Total number of tickets = 30.
Let \( A \) be the event that the number on the selected ticket is a multiple of 3.
The multiples of 3 between 1 and 30 are \( 3, 6, 9, 12, 15, 18, 21, 24, 27, 30 \).
Number of multiples of 3, \( n(A) = 10 \).
Let \( B \) be the event that the number on the selected ticket is a multiple of 5.
The multiples of 5 between 1 and 30 are \( 5, 10, 15, 20, 25, 30 \).
Number of multiples of 5, \( n(B) = 6 \).
We want to find the probability that the number on the selected ticket is a multiple of 3 or 5, which is \( P(A \cup B) \).
We use the formula \( P(A \cup B) = P(A) + P(B) - P(A \cap B) \).
First, we find the probability of event \( A \):
$$ P(A) = \frac{n(A)}{\text{Total number of tickets}} = \frac{10}{30} = \frac{1}{3} $$
Next, we find the probability of event \( B \):
$$ P(B) = \frac{n(B)}{\text{Total number of tickets}} = \frac{6}{30} = \frac{1}{5} $$
Now, we find the probability of \( A \cap B \), which is the event that the number on the selected ticket is a multiple of both 3 and 5, i. e. , a multiple of \( \text{lcm}(3, 5) = 15 \).
The multiples of 15 between 1 and 30 are \( 15, 30 \).
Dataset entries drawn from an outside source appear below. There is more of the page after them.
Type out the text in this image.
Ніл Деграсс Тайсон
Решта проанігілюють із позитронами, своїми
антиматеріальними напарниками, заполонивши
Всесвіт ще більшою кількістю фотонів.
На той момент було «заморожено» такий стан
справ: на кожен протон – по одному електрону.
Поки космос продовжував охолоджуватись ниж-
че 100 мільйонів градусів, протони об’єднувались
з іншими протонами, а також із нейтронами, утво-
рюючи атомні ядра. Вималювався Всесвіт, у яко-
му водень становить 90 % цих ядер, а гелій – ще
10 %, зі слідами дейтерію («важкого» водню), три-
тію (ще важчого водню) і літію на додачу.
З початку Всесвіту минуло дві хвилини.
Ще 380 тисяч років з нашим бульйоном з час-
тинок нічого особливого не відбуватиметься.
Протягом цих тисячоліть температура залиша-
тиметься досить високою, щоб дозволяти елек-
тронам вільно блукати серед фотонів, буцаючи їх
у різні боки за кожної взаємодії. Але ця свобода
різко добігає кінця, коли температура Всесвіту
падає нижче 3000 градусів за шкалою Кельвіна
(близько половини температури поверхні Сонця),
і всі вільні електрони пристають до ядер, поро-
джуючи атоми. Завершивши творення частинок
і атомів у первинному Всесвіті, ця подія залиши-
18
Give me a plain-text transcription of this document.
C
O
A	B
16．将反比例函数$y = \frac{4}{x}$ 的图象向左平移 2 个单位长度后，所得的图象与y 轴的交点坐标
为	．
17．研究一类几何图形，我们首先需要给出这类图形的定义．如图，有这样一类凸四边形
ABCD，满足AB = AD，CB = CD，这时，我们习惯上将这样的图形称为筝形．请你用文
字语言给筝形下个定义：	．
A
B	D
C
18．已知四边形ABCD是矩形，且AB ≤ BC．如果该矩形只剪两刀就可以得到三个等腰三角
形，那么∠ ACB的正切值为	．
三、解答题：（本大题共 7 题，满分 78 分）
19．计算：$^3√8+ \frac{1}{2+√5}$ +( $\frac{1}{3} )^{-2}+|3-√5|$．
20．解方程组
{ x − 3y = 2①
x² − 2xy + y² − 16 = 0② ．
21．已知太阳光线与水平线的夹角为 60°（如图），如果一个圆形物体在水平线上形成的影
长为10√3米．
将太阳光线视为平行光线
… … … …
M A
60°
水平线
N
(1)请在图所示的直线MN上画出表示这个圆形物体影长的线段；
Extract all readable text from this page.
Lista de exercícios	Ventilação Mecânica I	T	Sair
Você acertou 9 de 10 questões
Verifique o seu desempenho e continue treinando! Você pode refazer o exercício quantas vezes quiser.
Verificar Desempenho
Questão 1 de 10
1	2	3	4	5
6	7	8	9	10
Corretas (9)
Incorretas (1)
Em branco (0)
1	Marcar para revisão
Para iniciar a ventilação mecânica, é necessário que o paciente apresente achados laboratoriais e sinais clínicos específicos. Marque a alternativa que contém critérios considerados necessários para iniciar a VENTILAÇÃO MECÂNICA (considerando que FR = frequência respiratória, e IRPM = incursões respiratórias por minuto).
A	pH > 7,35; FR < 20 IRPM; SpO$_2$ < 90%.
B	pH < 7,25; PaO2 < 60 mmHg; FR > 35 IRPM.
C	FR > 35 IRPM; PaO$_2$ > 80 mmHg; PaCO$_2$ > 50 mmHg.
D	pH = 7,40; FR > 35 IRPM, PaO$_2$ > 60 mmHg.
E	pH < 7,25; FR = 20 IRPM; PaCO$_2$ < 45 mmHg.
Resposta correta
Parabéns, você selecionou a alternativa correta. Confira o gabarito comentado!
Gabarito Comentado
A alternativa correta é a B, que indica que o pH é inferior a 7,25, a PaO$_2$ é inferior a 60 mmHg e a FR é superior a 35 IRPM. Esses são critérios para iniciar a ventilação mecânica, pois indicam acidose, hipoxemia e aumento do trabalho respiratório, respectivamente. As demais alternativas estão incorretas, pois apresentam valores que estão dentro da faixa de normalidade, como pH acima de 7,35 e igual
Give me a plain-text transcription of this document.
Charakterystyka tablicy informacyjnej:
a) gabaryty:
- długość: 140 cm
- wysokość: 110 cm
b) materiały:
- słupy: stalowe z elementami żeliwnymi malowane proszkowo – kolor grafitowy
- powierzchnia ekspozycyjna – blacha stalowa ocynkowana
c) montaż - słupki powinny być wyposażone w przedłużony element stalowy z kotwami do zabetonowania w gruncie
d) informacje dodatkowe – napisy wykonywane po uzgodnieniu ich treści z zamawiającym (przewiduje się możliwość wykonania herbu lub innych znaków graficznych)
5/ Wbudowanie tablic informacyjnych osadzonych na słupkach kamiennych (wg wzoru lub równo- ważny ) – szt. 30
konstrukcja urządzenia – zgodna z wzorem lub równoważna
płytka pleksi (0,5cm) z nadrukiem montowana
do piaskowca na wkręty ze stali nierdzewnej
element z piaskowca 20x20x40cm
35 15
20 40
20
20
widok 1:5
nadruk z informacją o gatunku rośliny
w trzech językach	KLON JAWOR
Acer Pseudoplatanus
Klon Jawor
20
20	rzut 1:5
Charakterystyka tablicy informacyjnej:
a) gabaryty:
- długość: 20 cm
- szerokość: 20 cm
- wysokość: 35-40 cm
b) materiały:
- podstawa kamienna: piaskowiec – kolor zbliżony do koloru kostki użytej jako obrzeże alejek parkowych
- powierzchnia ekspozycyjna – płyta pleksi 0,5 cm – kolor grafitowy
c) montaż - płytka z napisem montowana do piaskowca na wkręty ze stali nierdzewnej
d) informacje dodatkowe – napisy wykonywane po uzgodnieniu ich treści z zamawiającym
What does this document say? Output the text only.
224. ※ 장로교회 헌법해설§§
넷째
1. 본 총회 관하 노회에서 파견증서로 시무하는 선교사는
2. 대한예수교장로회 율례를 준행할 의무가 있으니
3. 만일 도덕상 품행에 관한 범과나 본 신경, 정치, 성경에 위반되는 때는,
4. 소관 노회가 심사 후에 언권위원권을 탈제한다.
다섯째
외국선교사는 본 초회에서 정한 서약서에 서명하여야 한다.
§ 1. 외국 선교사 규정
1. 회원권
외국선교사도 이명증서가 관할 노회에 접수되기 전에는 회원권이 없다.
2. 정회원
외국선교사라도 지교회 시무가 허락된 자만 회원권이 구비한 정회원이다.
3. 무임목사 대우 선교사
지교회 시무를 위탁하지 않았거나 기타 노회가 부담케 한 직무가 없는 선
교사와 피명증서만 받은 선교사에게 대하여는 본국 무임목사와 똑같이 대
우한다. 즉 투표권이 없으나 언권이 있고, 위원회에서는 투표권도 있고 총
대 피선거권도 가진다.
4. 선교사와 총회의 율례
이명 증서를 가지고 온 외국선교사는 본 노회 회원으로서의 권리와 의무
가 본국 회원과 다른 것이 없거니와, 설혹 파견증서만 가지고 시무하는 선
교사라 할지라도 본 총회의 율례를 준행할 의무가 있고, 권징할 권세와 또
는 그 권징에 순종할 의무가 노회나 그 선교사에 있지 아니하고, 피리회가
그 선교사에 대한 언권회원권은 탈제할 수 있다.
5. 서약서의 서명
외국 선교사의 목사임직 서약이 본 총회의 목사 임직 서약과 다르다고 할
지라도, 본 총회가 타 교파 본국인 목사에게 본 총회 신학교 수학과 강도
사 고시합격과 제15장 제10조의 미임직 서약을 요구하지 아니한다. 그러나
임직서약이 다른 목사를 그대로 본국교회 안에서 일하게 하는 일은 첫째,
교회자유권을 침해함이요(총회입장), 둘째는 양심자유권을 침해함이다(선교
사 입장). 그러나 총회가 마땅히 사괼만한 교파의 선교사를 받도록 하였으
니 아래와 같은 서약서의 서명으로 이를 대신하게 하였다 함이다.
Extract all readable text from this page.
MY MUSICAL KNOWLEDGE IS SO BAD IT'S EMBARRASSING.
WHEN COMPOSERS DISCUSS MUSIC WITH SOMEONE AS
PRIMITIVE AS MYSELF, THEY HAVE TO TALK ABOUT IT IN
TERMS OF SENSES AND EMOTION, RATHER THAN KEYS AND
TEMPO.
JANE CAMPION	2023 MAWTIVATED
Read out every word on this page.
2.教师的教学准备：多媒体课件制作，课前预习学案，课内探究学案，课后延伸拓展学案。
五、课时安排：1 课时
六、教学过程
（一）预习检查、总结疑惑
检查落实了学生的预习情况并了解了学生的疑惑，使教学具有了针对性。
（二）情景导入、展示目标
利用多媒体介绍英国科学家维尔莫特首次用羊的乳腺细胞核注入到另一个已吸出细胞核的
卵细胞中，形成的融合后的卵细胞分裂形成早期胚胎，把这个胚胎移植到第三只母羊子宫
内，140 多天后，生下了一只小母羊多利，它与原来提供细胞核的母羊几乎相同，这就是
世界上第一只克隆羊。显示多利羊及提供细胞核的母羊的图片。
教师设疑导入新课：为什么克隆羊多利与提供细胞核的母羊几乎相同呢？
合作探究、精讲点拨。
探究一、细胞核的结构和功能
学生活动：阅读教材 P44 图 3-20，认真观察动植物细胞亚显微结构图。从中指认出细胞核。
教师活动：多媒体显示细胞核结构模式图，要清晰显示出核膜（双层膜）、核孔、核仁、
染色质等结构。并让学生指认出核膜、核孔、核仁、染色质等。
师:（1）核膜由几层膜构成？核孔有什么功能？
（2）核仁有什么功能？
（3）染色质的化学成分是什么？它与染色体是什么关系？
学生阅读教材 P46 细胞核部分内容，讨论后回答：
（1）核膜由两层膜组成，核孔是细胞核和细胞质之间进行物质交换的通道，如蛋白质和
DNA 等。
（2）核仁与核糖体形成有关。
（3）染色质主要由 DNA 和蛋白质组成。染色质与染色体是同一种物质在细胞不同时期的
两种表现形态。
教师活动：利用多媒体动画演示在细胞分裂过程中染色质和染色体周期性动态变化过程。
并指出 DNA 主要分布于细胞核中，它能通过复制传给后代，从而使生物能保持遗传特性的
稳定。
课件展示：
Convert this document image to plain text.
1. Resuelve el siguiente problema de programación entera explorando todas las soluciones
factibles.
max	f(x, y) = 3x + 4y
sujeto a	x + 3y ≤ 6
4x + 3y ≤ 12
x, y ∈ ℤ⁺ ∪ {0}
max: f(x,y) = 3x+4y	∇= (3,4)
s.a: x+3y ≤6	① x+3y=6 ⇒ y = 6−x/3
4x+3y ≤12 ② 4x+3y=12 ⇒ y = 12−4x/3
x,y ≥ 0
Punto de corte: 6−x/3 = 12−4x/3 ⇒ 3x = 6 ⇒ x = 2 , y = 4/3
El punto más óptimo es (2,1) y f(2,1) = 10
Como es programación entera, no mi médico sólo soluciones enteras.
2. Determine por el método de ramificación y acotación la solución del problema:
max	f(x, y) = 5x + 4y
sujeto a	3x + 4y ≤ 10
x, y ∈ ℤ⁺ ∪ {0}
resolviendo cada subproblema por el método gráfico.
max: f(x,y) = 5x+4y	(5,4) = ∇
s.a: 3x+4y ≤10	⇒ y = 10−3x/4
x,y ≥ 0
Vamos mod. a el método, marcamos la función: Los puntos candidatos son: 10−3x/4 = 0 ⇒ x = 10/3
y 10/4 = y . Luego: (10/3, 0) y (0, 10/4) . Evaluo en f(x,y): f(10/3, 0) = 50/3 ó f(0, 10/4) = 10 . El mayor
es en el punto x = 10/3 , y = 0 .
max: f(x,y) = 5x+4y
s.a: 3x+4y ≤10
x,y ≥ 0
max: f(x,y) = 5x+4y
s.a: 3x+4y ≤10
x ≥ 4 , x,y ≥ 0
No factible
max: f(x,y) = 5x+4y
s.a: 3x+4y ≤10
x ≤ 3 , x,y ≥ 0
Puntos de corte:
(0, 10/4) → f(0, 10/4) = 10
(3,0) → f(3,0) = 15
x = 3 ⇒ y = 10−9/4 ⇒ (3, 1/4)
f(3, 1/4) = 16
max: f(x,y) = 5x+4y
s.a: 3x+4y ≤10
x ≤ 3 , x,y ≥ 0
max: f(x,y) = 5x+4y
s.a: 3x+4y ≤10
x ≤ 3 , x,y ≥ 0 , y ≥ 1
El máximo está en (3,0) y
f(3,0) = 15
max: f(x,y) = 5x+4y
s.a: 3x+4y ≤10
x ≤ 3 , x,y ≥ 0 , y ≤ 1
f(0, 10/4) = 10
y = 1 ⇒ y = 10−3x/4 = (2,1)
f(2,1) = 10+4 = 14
Number of multiples of 15, \( n(A \cap B) = 2 \).
The probability of \( A \cap B \) is:
$$ P(A \cap B) = \frac{n(A \cap B)}{\text{Total number of tickets}} = \frac{2}{30} = \frac{1}{15} $$
Finally, we find \( P(A \cup B) \):
$$ P(A \cup B) = P(A) + P(B) - P(A \cap B) = \frac{1}{3} + \frac{1}{5} - \frac{1}{15} $$
$$ P(A \cup B) = \frac{5}{15} + \frac{3}{15} - \frac{1}{15} = \frac{5 + 3 - 1}{15} = \frac{7}{15} $$